6. Some people may be asked to stop playing sports.
The advantage of the accessory navicular procedure is that it can decrease the pain in your foot so that you can participate in your favorite sports once again. The disadvantage here is that some doctors may recommend that you avoid surgery if you want to continue pursuing athletics. There are doctors who may warn you not to participate in high-impact sports after recovery from the surgery to prevent your bother symptoms from recurring. If you receive this recommendation, then it might be helpful to seek out a second opinion on the matter.
7. There is a cost consideration to consider with this procedure.

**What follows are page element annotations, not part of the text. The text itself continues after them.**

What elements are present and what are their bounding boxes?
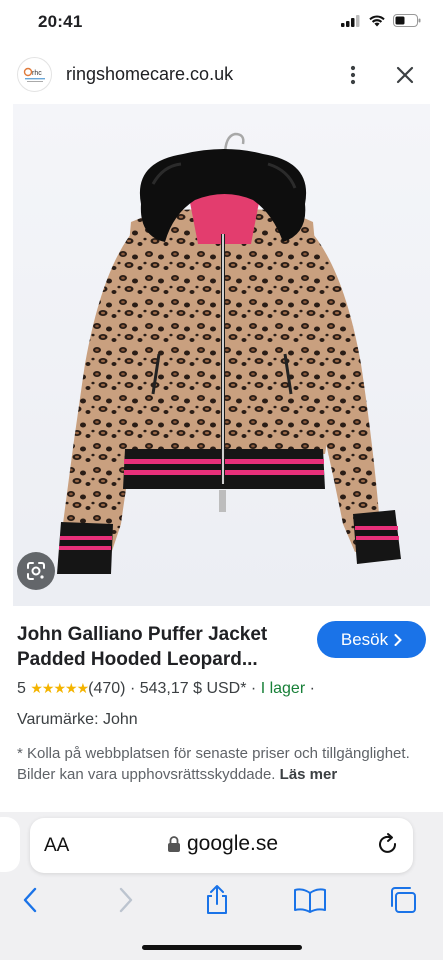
chevron-left-icon (23, 887, 37, 913)
address-bar[interactable]: AA google.se (30, 818, 413, 873)
more-options-button[interactable] (342, 62, 364, 88)
more-vertical-icon (350, 65, 356, 85)
site-logo: rhc (17, 57, 52, 92)
cellular-signal-icon (341, 14, 360, 27)
rating-line: 5 ★★★★★(470) · 543,17 $ USD* · I lager · (17, 680, 315, 698)
product-price: 543,17 $ USD* (139, 680, 247, 697)
tabs-button[interactable] (385, 882, 421, 918)
product-image[interactable] (13, 104, 430, 606)
chevron-right-icon (119, 887, 133, 913)
share-icon (207, 885, 227, 914)
read-more-link[interactable]: Läs mer (280, 766, 338, 783)
home-indicator[interactable] (142, 945, 302, 950)
status-icons (341, 14, 421, 27)
close-button[interactable] (392, 62, 418, 88)
leopard-puffer-jacket-photo (13, 104, 430, 606)
address-text: google.se (187, 832, 279, 855)
bookmarks-button[interactable] (292, 882, 328, 918)
reader-settings-button[interactable]: AA (44, 835, 69, 857)
browser-toolbar (0, 878, 443, 922)
visit-button-label: Besök (340, 629, 389, 649)
product-title[interactable]: John Galliano Puffer Jacket Padded Hoode… (17, 622, 307, 672)
status-time: 20:41 (38, 12, 83, 31)
site-header: rhc ringshomecare.co.uk (0, 48, 443, 104)
separator-dot: · (250, 680, 257, 697)
separator-dot: · (129, 680, 136, 697)
lens-icon (27, 562, 45, 580)
tabs-icon (391, 887, 416, 913)
close-icon (396, 66, 414, 84)
chevron-right-icon (394, 633, 403, 646)
address-text-wrap[interactable]: google.se (167, 832, 278, 856)
status-bar: 20:41 (0, 0, 443, 46)
wifi-icon (369, 15, 385, 27)
stock-status: I lager (260, 680, 306, 697)
visit-button[interactable]: Besök (317, 621, 426, 658)
site-logo-text: rhc (32, 70, 42, 77)
disclaimer: * Kolla på webbplatsen för senaste prise… (17, 743, 427, 785)
battery-icon (393, 14, 421, 27)
site-logo-mark: rhc (23, 67, 45, 82)
google-lens-button[interactable] (17, 552, 55, 590)
reload-icon[interactable] (375, 832, 401, 858)
star-rating-icon: ★★★★★ (30, 680, 89, 696)
book-icon (294, 888, 326, 913)
review-count: (470) (88, 680, 126, 697)
rating-value: 5 (17, 680, 26, 697)
disclaimer-text: * Kolla på webbplatsen för senaste prise… (17, 745, 410, 783)
lock-icon (168, 836, 180, 852)
share-button[interactable] (199, 882, 235, 918)
previous-tab-peek[interactable] (0, 817, 20, 872)
brand-line: Varumärke: John (17, 711, 138, 728)
site-domain[interactable]: ringshomecare.co.uk (66, 64, 233, 85)
forward-button[interactable] (108, 882, 144, 918)
separator-dot: · (309, 680, 315, 697)
back-button[interactable] (12, 882, 48, 918)
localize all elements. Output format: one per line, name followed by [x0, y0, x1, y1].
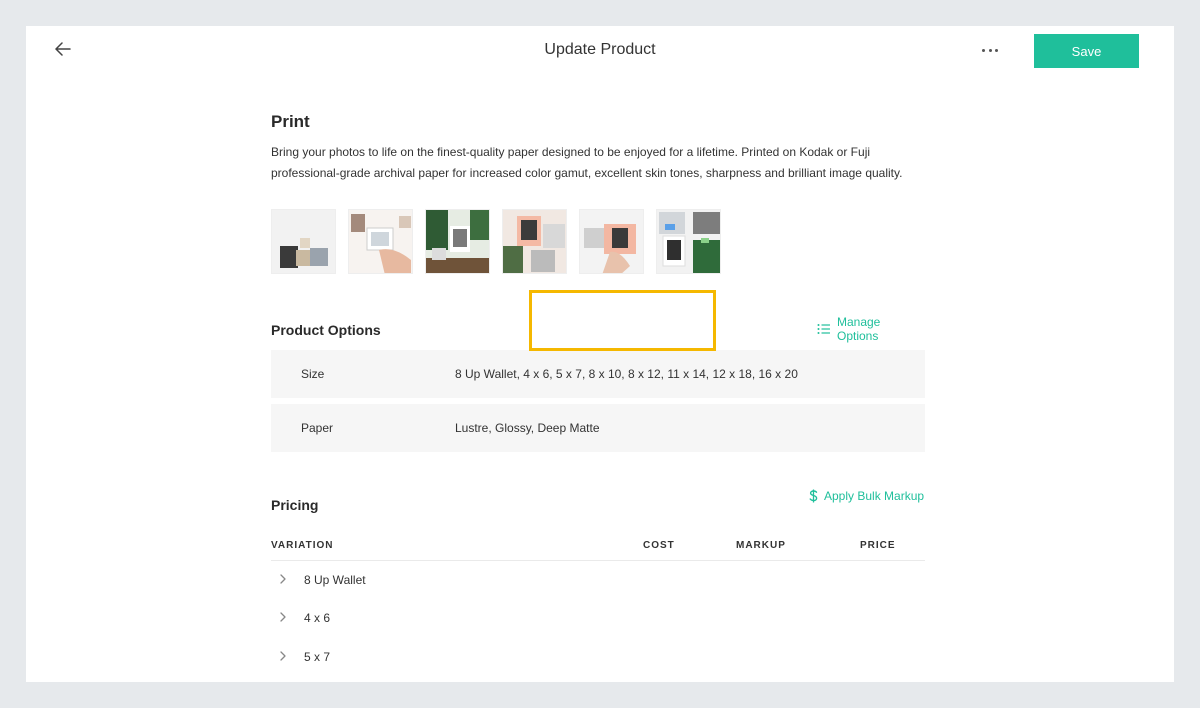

The cost of the Kidner procedure or another surgical intervention for the accessory navicular can cost up to $17,000 (and sometimes more) depending on the region where you live and the severity of the condition. Depending on your insurance situation, you may be required to meet a deductible requirement before receiving any monetary benefits for the cost. If a family has a high-deductible plan, they may be responsible for most, if not all, of the entire surgery cost. That’s another reason why the conservative treatment options are tried first. They can provide relief at a fraction of the cost that the surgery and post-operative care demands require.
The pros and cons of the accessory navicular surgery show that it may be necessary in some instances, but it is usually the final choice that doctors recommend when other treatment options fail. Because there is a hesitance to perform this surgery, some patients may experience prolonged discomfort as they attempt the available conservative treatment options. Every surgery offers specific risks that you should discuss with your doctor to determine if this procedure is your best option.